About
The cloth binding on this book is noticeably heavier than expected, the kind of detail that signals whether a publisher respects its own content.
Photographer Claiborne Swanson Frank's Assouline coffee table book approaches motherhood through 70 intimate portraits paired with candid reflection. Rather than the glossy celebrity profile format that dominates this category, the work anchors itself in conversation. Each featured mother sits for both a portrait and a written interview, creating space for her own language about what motherhood means. The result reads less like a curated gallery of famous families and more like a sustained conversation across pages, with Carolina Herrera's foreword setting the editorial tone.
The book spans 280 pages of over 100 illustrations, a deliberate depth that prevents the work from skimming surface. Assouline's cloth hardcover construction with premium binding holds up to repeated viewing, the kind of durability that matters when a book lives on a coffee table rather than a shelf. The tactile quality of the pages themselves becomes part of the experience, a physical weight that distinguishes it from digital browsing or lighter paper stock alternatives.
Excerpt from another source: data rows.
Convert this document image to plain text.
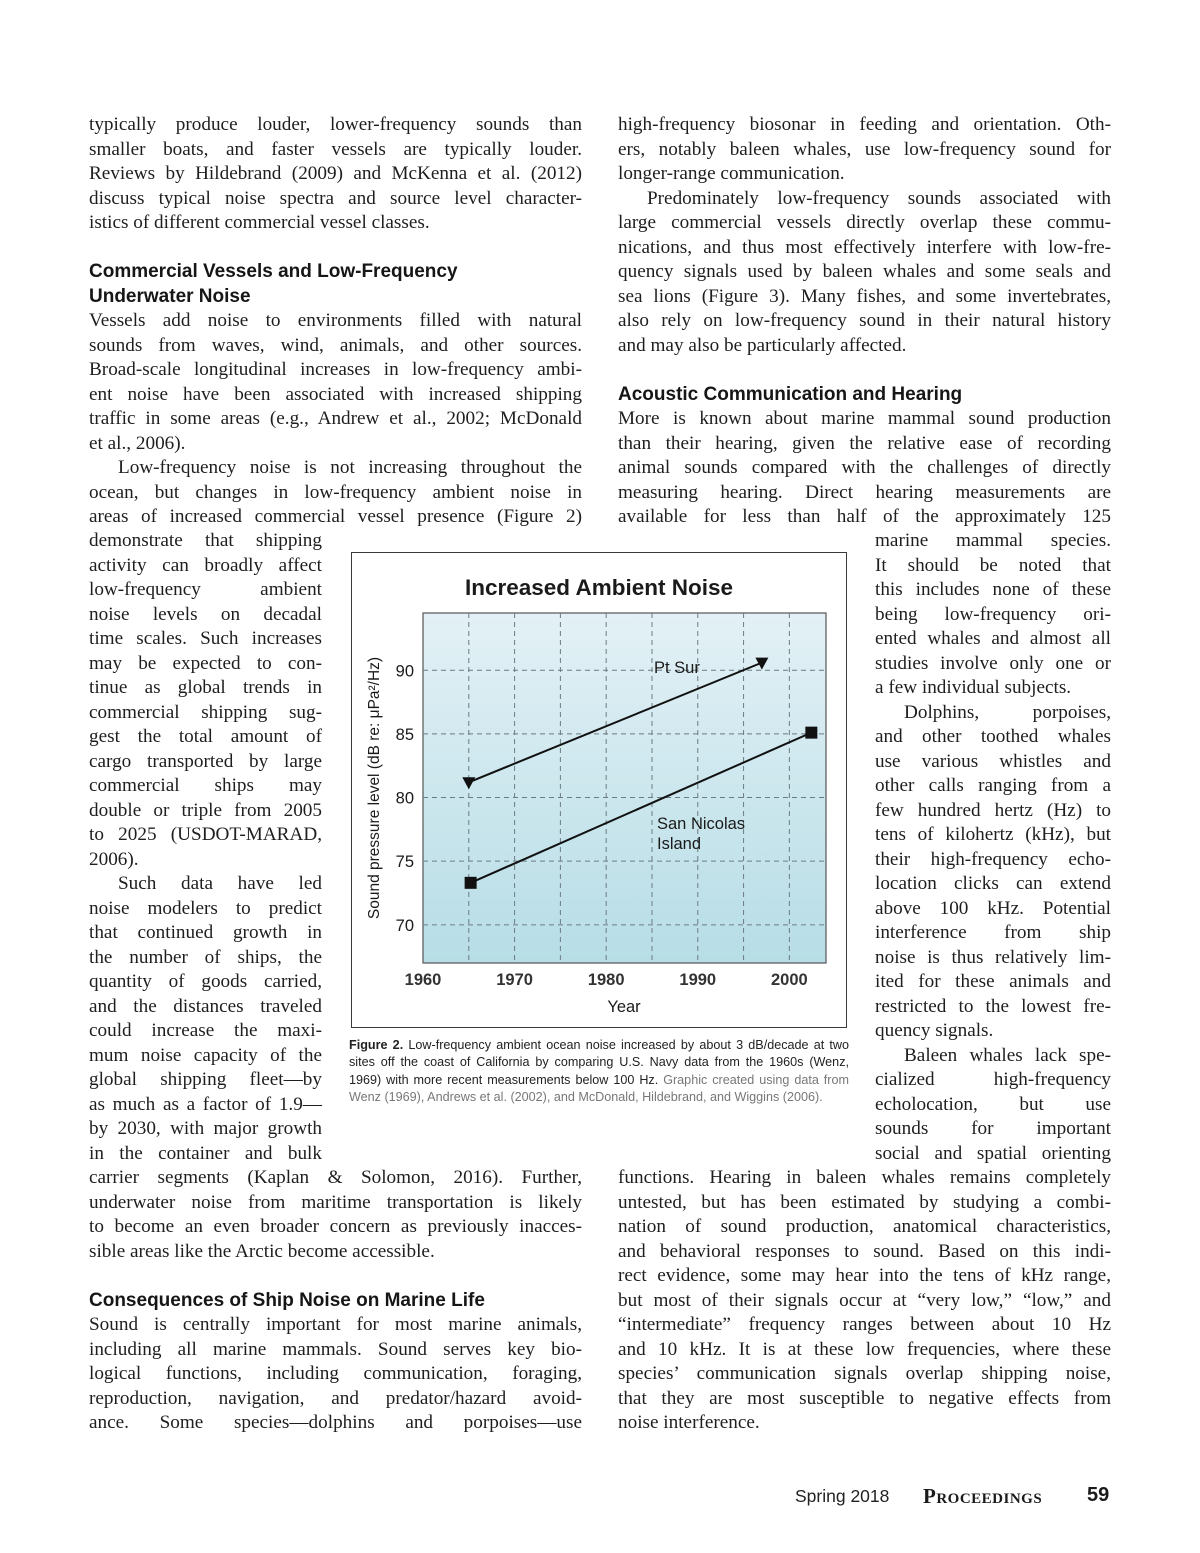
typically produce louder, lower-frequency sounds than
smaller boats, and faster vessels are typically louder.
Reviews by Hildebrand (2009) and McKenna et al. (2012)
discuss typical noise spectra and source level character-
istics of different commercial vessel classes.

Commercial Vessels and Low-Frequency
Underwater Noise

Vessels add noise to environments filled with natural
sounds from waves, wind, animals, and other sources.
Broad-scale longitudinal increases in low-frequency ambi-
ent noise have been associated with increased shipping
traffic in some areas (e.g., Andrew et al., 2002; McDonald
et al., 2006).

Low-frequency noise is not increasing throughout the
ocean, but changes in low-frequency ambient noise in
areas of increased commercial vessel presence (Figure 2)

demonstrate that shipping
activity can broadly affect
low-frequency ambient
noise levels on decadal
time scales. Such increases
may be expected to con-
tinue as global trends in
commercial shipping sug-
gest the total amount of
cargo transported by large
commercial ships may
double or triple from 2005
to 2025 (USDOT-MARAD,
2006).

Such data have led
noise modelers to predict
that continued growth in
the number of ships, the
quantity of goods carried,
and the distances traveled
could increase the maxi-
mum noise capacity of the
global shipping fleet—by
as much as a factor of 1.9—
by 2030, with major growth
in the container and bulk

carrier segments (Kaplan & Solomon, 2016). Further,
underwater noise from maritime transportation is likely
to become an even broader concern as previously inacces-
sible areas like the Arctic become accessible.

Consequences of Ship Noise on Marine Life

Sound is centrally important for most marine animals,
including all marine mammals. Sound serves key bio-
logical functions, including communication, foraging,
reproduction, navigation, and predator/hazard avoid-
ance. Some species—dolphins and porpoises—use

high-frequency biosonar in feeding and orientation. Oth-
ers, notably baleen whales, use low-frequency sound for
longer-range communication.

Predominately low-frequency sounds associated with
large commercial vessels directly overlap these commu-
nications, and thus most effectively interfere with low-fre-
quency signals used by baleen whales and some seals and
sea lions (Figure 3). Many fishes, and some invertebrates,
also rely on low-frequency sound in their natural history
and may also be particularly affected.

Acoustic Communication and Hearing

More is known about marine mammal sound production
than their hearing, given the relative ease of recording
animal sounds compared with the challenges of directly
measuring hearing. Direct hearing measurements are
available for less than half of the approximately 125

marine mammal species.
It should be noted that
this includes none of these
being low-frequency ori-
ented whales and almost all
studies involve only one or
a few individual subjects.

Dolphins, porpoises,
and other toothed whales
use various whistles and
other calls ranging from a
few hundred hertz (Hz) to
tens of kilohertz (kHz), but
their high-frequency echo-
location clicks can extend
above 100 kHz. Potential
interference from ship
noise is thus relatively lim-
ited for these animals and
restricted to the lowest fre-
quency signals.

Baleen whales lack spe-
cialized high-frequency
echolocation, but use
sounds for important
social and spatial orienting

functions. Hearing in baleen whales remains completely
untested, but has been estimated by studying a combi-
nation of sound production, anatomical characteristics,
and behavioral responses to sound. Based on this indi-
rect evidence, some may hear into the tens of kHz range,
but most of their signals occur at “very low,” “low,” and
“intermediate” frequency ranges between about 10 Hz
and 10 kHz. It is at these low frequencies, where these
species’ communication signals overlap shipping noise,
that they are most susceptible to negative effects from
noise interference.

Increased Ambient Noise
70
75
80
85
90
1960	1970	1980	1990	2000
Pt Sur
San Nicolas
Island
Year
Sound pressure level (dB re: μPa²/Hz)
Figure 2. Low-frequency ambient ocean noise increased by about 3 dB/decade at two sites off the coast of California by comparing U.S. Navy data from the 1960s (Wenz, 1969) with more recent measurements below 100 Hz. Graphic created using data from Wenz (1969), Andrews et al. (2002), and McDonald, Hildebrand, and Wiggins (2006).
Spring 2018 Proceedings 59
This is a book for those who value sustained attention over quick visual consumption. It sits comfortably alongside design monographs and photography collections, but it operates differently. Rather than celebrating motherhood as an aesthetic or a lifestyle, it treats it as a subject worthy of portraiture and genuine dialogue. The interviews ground the photographs in real perspective, making the book as much about listening as looking. It's the kind of object that accumulates meaning with time, becoming more interesting each time someone picks it up and reads a different mother's story.